Here it may be more advantageous to do without binary search. If you first sort the second array in Bsort (the first one is already sorted by condition) and at the same time create a Bmap table mapping the sorted array into the original one, then you can simply compare two arrays element by element:

i = 0;
j = 0;
while (i < n && j < k)
    if (A[i] < Bsort[j])
        i++;
    else {
        if (A[i] > Bsort[j])
            Bres[Bmap[j]] = -1;
        else
            Bres[Bmap[j]] = i;
        j++;
    }
}
for (; j < k; j++)
    Bres[Bmap[j]] = -1;

So the complexity will be k*log(k) for sorting and n+k for comparison.

A

Andrew, 2014-04-14
@OLS

public static int find(int A[], int k) {
    	int i = 1;
    	int r = A.length+1;
    	while (1<r-i) && (A[i]!=k) {
    		int m = (i+r)/2;
    		if (k<A[m]) r=m else i=m;
    	};
    	if (A[i]==k) return i else return -1;
    }

J

jcmvbkbc, 2014-04-14
@jcmvbkbc

I think that you need to sort both arrays, and start searching from the middle of the second array.
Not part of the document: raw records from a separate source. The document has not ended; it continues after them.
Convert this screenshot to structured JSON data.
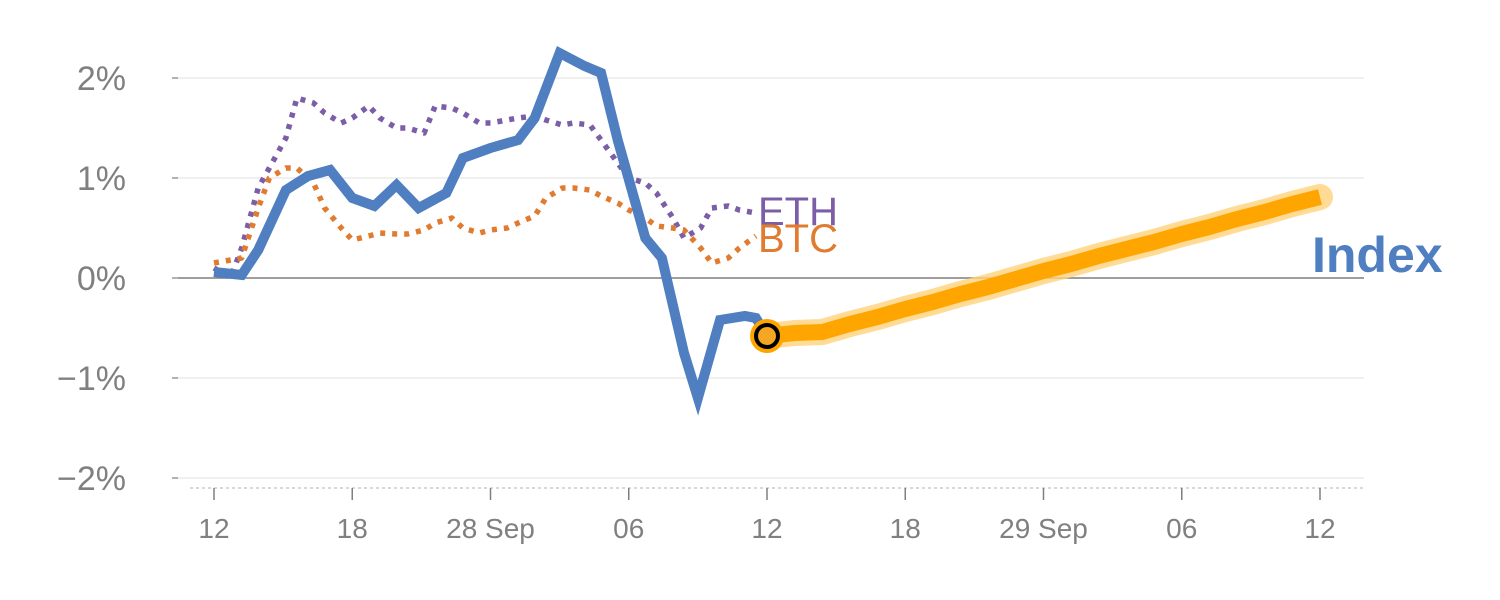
{
  "chart_data": {
    "type": "line",
    "title": "",
    "xlabel": "",
    "ylabel": "",
    "ylim": [
      -2.0,
      2.0
    ],
    "y_ticks": [
      {
        "value": 2,
        "label": "2%"
      },
      {
        "value": 1,
        "label": "1%"
      },
      {
        "value": 0,
        "label": "0%"
      },
      {
        "value": -1,
        "label": "−1%"
      },
      {
        "value": -2,
        "label": "−2%"
      }
    ],
    "x_range_days": [
      -0.2,
      41.5
    ],
    "x_ticks": [
      {
        "day": 0,
        "label": "12"
      },
      {
        "day": 5,
        "label": "18"
      },
      {
        "day": 10,
        "label": "28 Sep"
      },
      {
        "day": 15,
        "label": "06"
      },
      {
        "day": 20,
        "label": "12"
      },
      {
        "day": 25,
        "label": "18"
      },
      {
        "day": 30,
        "label": "29 Sep"
      },
      {
        "day": 35,
        "label": "06"
      },
      {
        "day": 40,
        "label": "12"
      }
    ],
    "grid": true,
    "series": [
      {
        "name": "ETH",
        "style": "dotted",
        "color": "#7b5ea7",
        "x": [
          0,
          0.6,
          1,
          1.6,
          2,
          2.6,
          3,
          3.6,
          4,
          4.6,
          5,
          5.6,
          6,
          6.6,
          7,
          7.6,
          8,
          8.6,
          9,
          9.6,
          10,
          10.6,
          11,
          11.6,
          12,
          12.6,
          13,
          13.6,
          14,
          14.6,
          15,
          15.6,
          16,
          16.6,
          17,
          17.6,
          18,
          18.6,
          19,
          19.6
        ],
        "values": [
          0.1,
          0.0,
          0.3,
          0.9,
          1.1,
          1.4,
          1.8,
          1.75,
          1.65,
          1.55,
          1.6,
          1.72,
          1.6,
          1.5,
          1.5,
          1.45,
          1.72,
          1.7,
          1.65,
          1.55,
          1.55,
          1.58,
          1.6,
          1.62,
          1.58,
          1.53,
          1.55,
          1.53,
          1.38,
          1.15,
          1.0,
          0.95,
          0.85,
          0.6,
          0.4,
          0.5,
          0.7,
          0.72,
          0.68,
          0.65
        ]
      },
      {
        "name": "BTC",
        "style": "dotted",
        "color": "#e07b2f",
        "x": [
          0,
          0.6,
          1,
          1.6,
          2,
          2.6,
          3,
          3.6,
          4,
          4.6,
          5,
          5.6,
          6,
          6.6,
          7,
          7.6,
          8,
          8.6,
          9,
          9.6,
          10,
          10.6,
          11,
          11.6,
          12,
          12.6,
          13,
          13.6,
          14,
          14.6,
          15,
          15.6,
          16,
          16.6,
          17,
          17.6,
          18,
          18.6,
          19,
          19.6
        ],
        "values": [
          0.15,
          0.18,
          0.2,
          0.7,
          1.0,
          1.1,
          1.1,
          0.95,
          0.7,
          0.5,
          0.38,
          0.42,
          0.45,
          0.44,
          0.44,
          0.48,
          0.55,
          0.6,
          0.5,
          0.45,
          0.48,
          0.5,
          0.55,
          0.62,
          0.8,
          0.9,
          0.9,
          0.88,
          0.82,
          0.75,
          0.68,
          0.6,
          0.52,
          0.5,
          0.48,
          0.3,
          0.15,
          0.2,
          0.3,
          0.42
        ]
      },
      {
        "name": "Index",
        "style": "solid",
        "color": "#4f7fc1",
        "x": [
          0,
          1,
          1.6,
          2.6,
          3.4,
          4.2,
          5,
          5.8,
          6.6,
          7.4,
          8.4,
          9,
          10,
          11,
          11.6,
          12.5,
          13.4,
          14,
          14.6,
          15.6,
          16.2,
          17,
          17.5,
          18.3,
          19.2,
          19.6,
          20
        ],
        "values": [
          0.06,
          0.03,
          0.28,
          0.88,
          1.02,
          1.08,
          0.8,
          0.72,
          0.93,
          0.7,
          0.85,
          1.2,
          1.3,
          1.38,
          1.6,
          2.25,
          2.12,
          2.05,
          1.38,
          0.4,
          0.2,
          -0.75,
          -1.2,
          -0.42,
          -0.38,
          -0.4,
          -0.58
        ]
      },
      {
        "name": "forecast",
        "style": "thick",
        "color": "#ffa500",
        "x": [
          20,
          21,
          22,
          23,
          24,
          25,
          26,
          27,
          28,
          29,
          30,
          31,
          32,
          33,
          34,
          35,
          36,
          37,
          38,
          39,
          40
        ],
        "values": [
          -0.58,
          -0.55,
          -0.54,
          -0.46,
          -0.39,
          -0.31,
          -0.24,
          -0.16,
          -0.09,
          -0.01,
          0.07,
          0.14,
          0.22,
          0.29,
          0.36,
          0.44,
          0.51,
          0.59,
          0.66,
          0.74,
          0.81
        ]
      }
    ],
    "labels": {
      "eth": "ETH",
      "btc": "BTC",
      "index": "Index"
    },
    "marker": {
      "day": 20,
      "value": -0.58
    },
    "colors": {
      "eth": "#7b5ea7",
      "btc": "#e07b2f",
      "index": "#4f7fc1",
      "forecast": "#ffa500",
      "forecast_halo": "#ffd27a",
      "grid": "#e6e6e6",
      "zero": "#7f7f7f",
      "axis": "#cccccc",
      "tick_text": "#808080"
    }
  }
}
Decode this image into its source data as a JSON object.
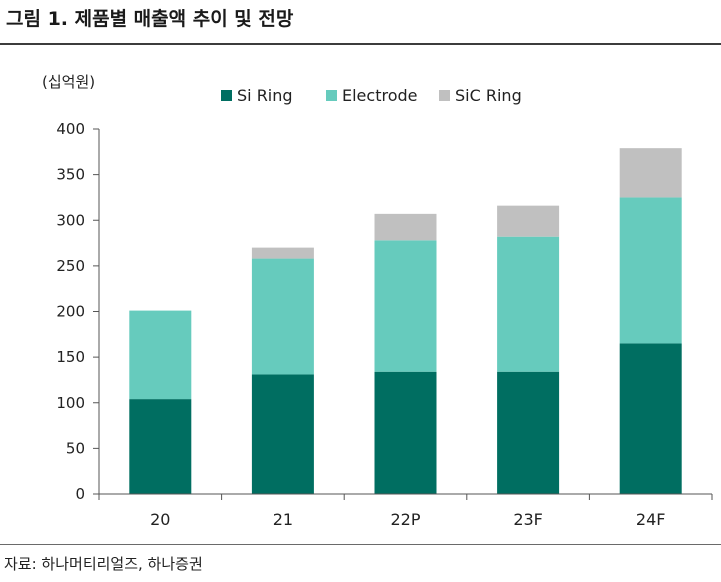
{
  "figure": {
    "title": "그림 1. 제품별 매출액 추이 및 전망",
    "source": "자료: 하나머티리얼즈, 하나증권"
  },
  "chart_data": {
    "type": "bar",
    "stacked": true,
    "unit_label": "(십억원)",
    "categories": [
      "20",
      "21",
      "22P",
      "23F",
      "24F"
    ],
    "series": [
      {
        "name": "Si Ring",
        "color": "#006e61",
        "values": [
          104,
          131,
          134,
          134,
          165
        ]
      },
      {
        "name": "Electrode",
        "color": "#66cbbd",
        "values": [
          97,
          127,
          144,
          148,
          160
        ]
      },
      {
        "name": "SiC Ring",
        "color": "#c0c0c0",
        "values": [
          0,
          12,
          29,
          34,
          54
        ]
      }
    ],
    "ylim": [
      0,
      400
    ],
    "yticks": [
      0,
      50,
      100,
      150,
      200,
      250,
      300,
      350,
      400
    ],
    "grid": false,
    "legend_position": "top"
  }
}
The current element of the second array specifies the division of the first array into larger and smaller ones, descending to the left and right parts of the second array, you can search only in the corresponding parts of the first array. Makes sense if the second array is large.

A

Andrew, 2014-04-14
@OLS

I have a suspicion that with such a check you enter an infinite loop due to the condition
if (A[m]<k) r = m+1;in the case when the difference between i and r is equal to 1, and the number you are looking for is exactly at position r.
In this case, you will again receive m=(i+r)/2=i in the next pass of the loop and the algorithm will loop.
I would suggest rewriting the algorithm so that the index r is always strictly greater than the desired one, i.e. start at (A.length+1) and modify i and r based on the fact that r is always a "non-included" boundary.